- Strategy may sell Bitcoin to fund dividends tied to its STRC preferred stock.
- CEO Phong Le said BTC sales would only occur if they are “accretive” to shareholders.
- Michael Saylor previously stated the company could fund dividends through Bitcoin sales.
- Strategy currently holds 818,869 BTC, valued at more than $61.86 billion.
- Le said Bitcoin’s daily trading volume could absorb the company’s dividend-related BTC sales.
Phong Le, the CEO of Bitcoin treasury company Strategy, outlined conditions in a Friday interview under which the company would sell some of its Bitcoin holdings. According to Le, the company may sell Bitcoin to pay dividends tied to its Series A Perpetual Stretch Preferred Stock (STRC), a corporate credit instrument that pays an 11.5% dividend to holders. He also said BTC sales could be used to defer or offset taxes.
“I believe in math over ideology.” Thanks @KellyCNBC and @steveliesman. pic.twitter.com/C8bzs1vp1q
— Phong Le (@phongle) May 8, 2026
“I believe in math over ideology,” Le said during the interview.
Le stated that Strategy would only sell Bitcoin to pay the yield owed to holders of its credit instruments if the sales are “accretive” to shareholders. He said this means the company would continue increasing its BTC per share metric.
Michael Saylor Discusses Potential Bitcoin Sales
The comments followed statements made by Strategy co-founder Michael Saylor during an earnings call on Tuesday.
“We’ll probably sell some Bitcoin to fund a dividend, just to inoculate the market, just to send the message that we did it,” Saylor said.

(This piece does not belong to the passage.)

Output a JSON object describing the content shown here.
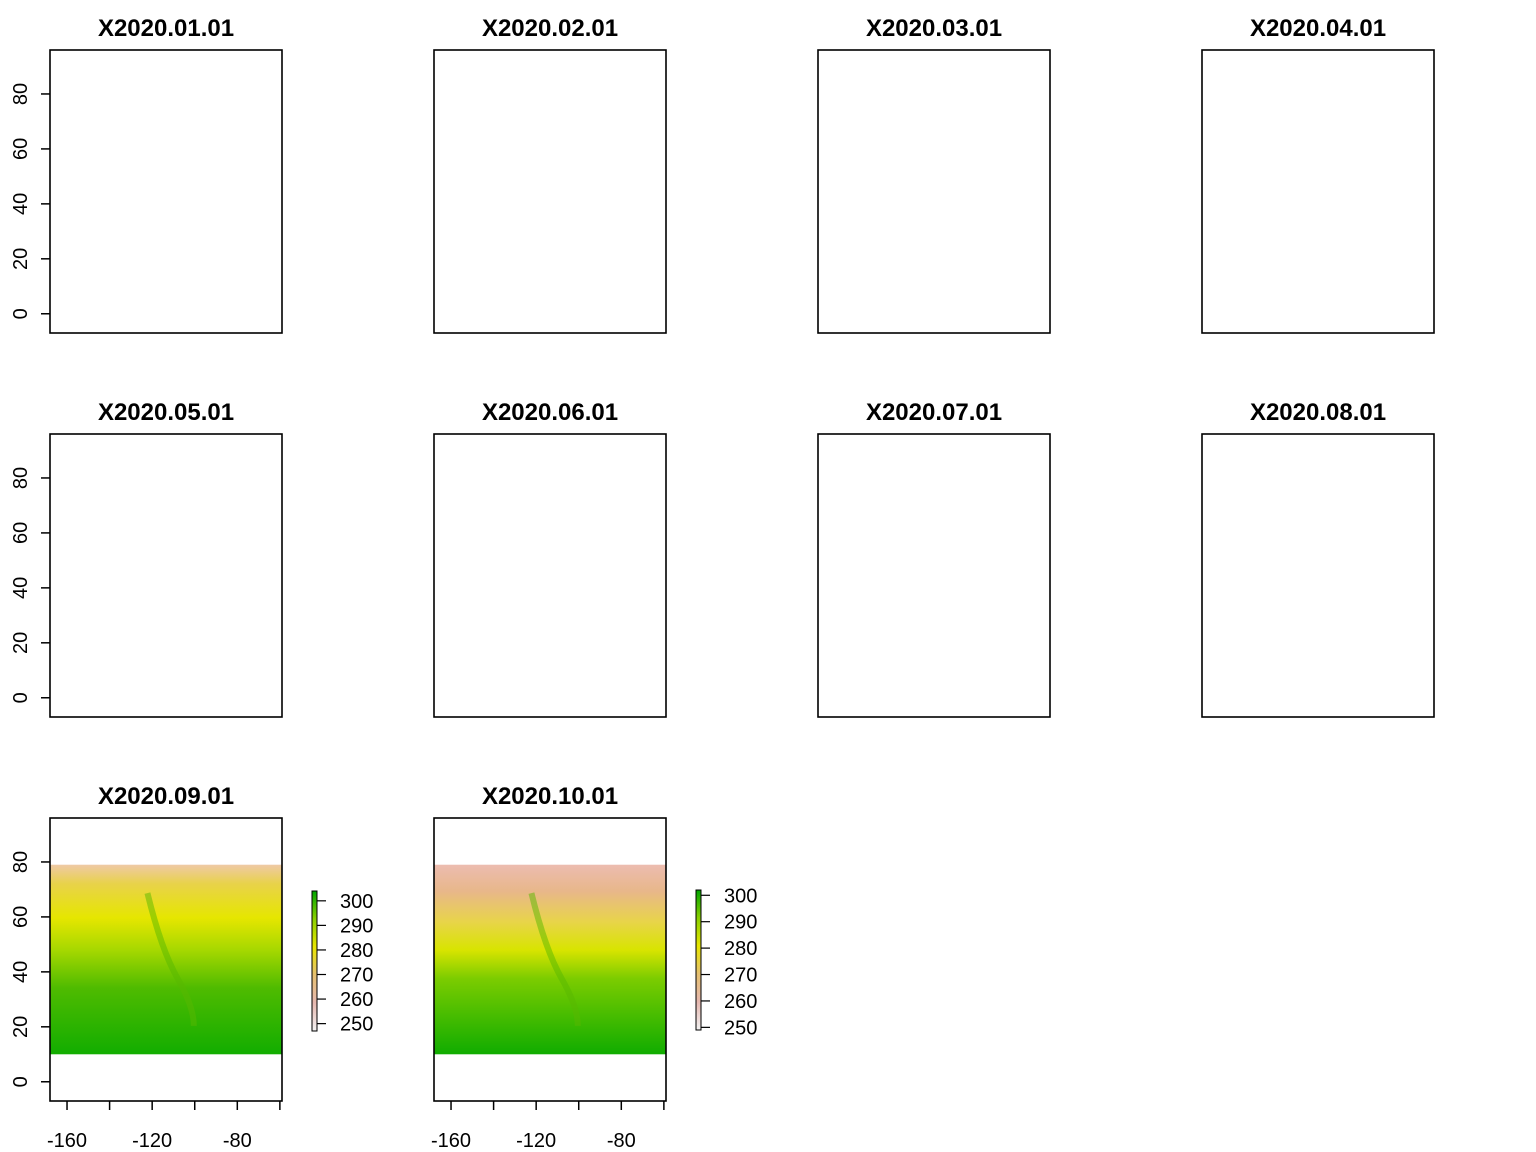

Saylor added that if Bitcoin appreciates by more than 2.3% annually, the company could continue funding dividend payments “forever” without selling Strategy stock and diluting shareholders.
“We could stop selling MSTR common stock right now,” Saylor said. “We can fund the dividends with Bitcoin sales.”

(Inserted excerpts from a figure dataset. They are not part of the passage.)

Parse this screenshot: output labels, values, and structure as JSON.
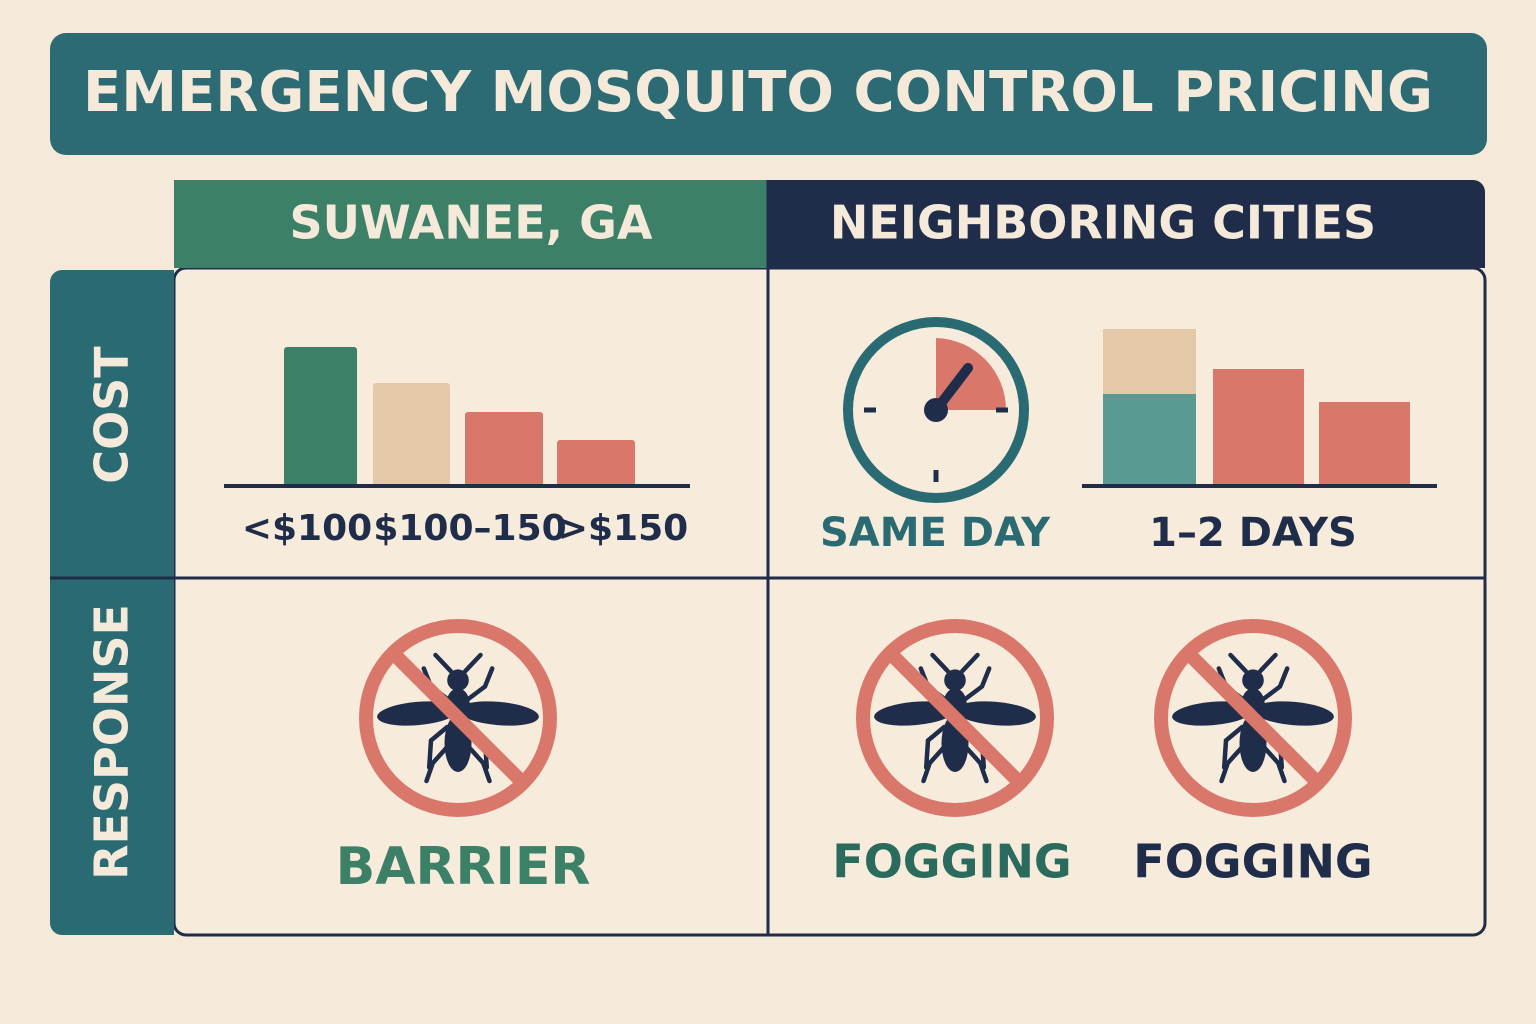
{
  "header": {
    "title": "EMERGENCY MOSQUITO CONTROL PRICING"
  },
  "columns": [
    "SUWANEE, GA",
    "NEIGHBORING CITIES"
  ],
  "rows": [
    "COST",
    "RESPONSE"
  ],
  "cost": {
    "suwanee_labels": [
      "<$100",
      "$100–150",
      ">$150"
    ],
    "neighboring_labels": [
      "SAME DAY",
      "1–2 DAYS"
    ]
  },
  "response": {
    "suwanee_label": "BARRIER",
    "neighboring_labels": [
      "FOGGING",
      "FOGGING"
    ]
  }
}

Bitcoin per share (BPS) is our True North. Every day, @Strategy uses multivariate models to optimize capital, equity, debt, and credit decisions to maximize annual BTC Yield (growth in BPS). YTD, we’ve achieved 9.4% BTC Yield and $5.0 billion in BTC Gain. pic.twitter.com/c80usVtn16
— Phong Le (@phongle) May 9, 2026
Phong Le also posted on X that Bitcoin per share (BPS) remains Strategy’s “True North.” He said the company uses “multivariate models to optimize capital, equity, debt, and credit decisions to maximize annual BTC Yield (growth in BPS).” Le added that Strategy has achieved a 9.4% BTC Yield year-to-date and a $5.0 billion BTC Gain.

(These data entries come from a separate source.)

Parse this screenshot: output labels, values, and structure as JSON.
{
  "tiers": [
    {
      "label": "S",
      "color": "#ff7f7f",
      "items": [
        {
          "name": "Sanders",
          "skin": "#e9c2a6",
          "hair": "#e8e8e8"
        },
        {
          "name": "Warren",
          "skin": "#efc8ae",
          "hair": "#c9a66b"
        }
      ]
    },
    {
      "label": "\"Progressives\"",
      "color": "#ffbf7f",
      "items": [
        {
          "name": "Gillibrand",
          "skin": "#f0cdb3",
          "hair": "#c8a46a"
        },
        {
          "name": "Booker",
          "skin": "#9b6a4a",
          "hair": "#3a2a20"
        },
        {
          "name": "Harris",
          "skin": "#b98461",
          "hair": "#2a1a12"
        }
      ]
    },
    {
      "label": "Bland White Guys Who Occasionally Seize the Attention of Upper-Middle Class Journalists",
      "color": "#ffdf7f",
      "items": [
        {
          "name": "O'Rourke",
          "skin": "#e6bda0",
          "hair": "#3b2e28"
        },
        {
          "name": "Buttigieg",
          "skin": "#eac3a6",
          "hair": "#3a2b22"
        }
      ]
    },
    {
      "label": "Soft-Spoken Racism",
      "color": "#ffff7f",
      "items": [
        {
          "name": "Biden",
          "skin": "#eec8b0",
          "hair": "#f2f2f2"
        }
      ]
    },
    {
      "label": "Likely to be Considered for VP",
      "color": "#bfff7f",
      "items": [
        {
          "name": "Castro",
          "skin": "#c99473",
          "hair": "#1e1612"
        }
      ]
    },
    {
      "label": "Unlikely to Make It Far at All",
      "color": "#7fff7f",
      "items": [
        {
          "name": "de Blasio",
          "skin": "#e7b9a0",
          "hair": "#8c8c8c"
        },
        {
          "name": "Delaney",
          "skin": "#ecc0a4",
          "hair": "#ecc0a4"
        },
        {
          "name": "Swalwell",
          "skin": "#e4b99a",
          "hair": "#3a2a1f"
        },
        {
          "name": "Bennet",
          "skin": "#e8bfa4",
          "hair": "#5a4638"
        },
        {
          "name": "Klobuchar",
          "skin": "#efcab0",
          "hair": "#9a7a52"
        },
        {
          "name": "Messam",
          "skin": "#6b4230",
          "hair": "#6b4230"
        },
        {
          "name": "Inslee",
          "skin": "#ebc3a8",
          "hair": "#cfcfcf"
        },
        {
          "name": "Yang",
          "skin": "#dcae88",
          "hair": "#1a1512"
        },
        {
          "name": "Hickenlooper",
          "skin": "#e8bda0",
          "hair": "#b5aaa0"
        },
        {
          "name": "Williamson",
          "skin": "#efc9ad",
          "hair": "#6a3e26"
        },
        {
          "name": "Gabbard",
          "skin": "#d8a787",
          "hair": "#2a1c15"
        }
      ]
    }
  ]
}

Recently, Strategy hinted it could sell part of its Bitcoin holdings to cover dividend payments, according to comments from Michael Saylor during the Q1 2026 earnings call. The company also posted a $12.54 billion net loss for Q1, raising fresh concerns about the risks tied to its aggressive Bitcoin-focused strategy.
Strategy Holds More Than 818,000 BTC
Recently, Strategy acquired an additional 535 BTC for approximately $43.0 million at an average purchase price of around $80,340 per Bitcoin. Following the latest acquisition, the company’s total Bitcoin holdings increased to 818,869 BTC, accumulated at a total cost basis of approximately $61.86 billion, further reinforcing Michael Saylor’s long-term Bitcoin treasury strategy.
FAQs
1. Why could Strategy sell some of its Bitcoin holdings?
Strategy may sell Bitcoin to fund dividend payments tied to its Series A Perpetual Stretch Preferred Stock (STRC) and to defer or offset taxes, according to CEO Phong Le.
2. What did Phong Le say about Bitcoin sales?
Phong Le said the company would only sell Bitcoin if the transactions are “accretive” to shareholders, meaning they would continue increasing Strategy’s Bitcoin per share (BPS) metric.
3. How much Bitcoin does Strategy currently hold?
Strategy currently holds 818,869 BTC, valued at more than $61.86 billion as of May 10, making it the largest publicly traded Bitcoin treasury company.
4. What did Michael Saylor say about funding dividends?
Michael Saylor said Strategy could fund dividend payments through Bitcoin sales and stated the company may periodically sell BTC to support those obligations without diluting shareholders through additional stock sales.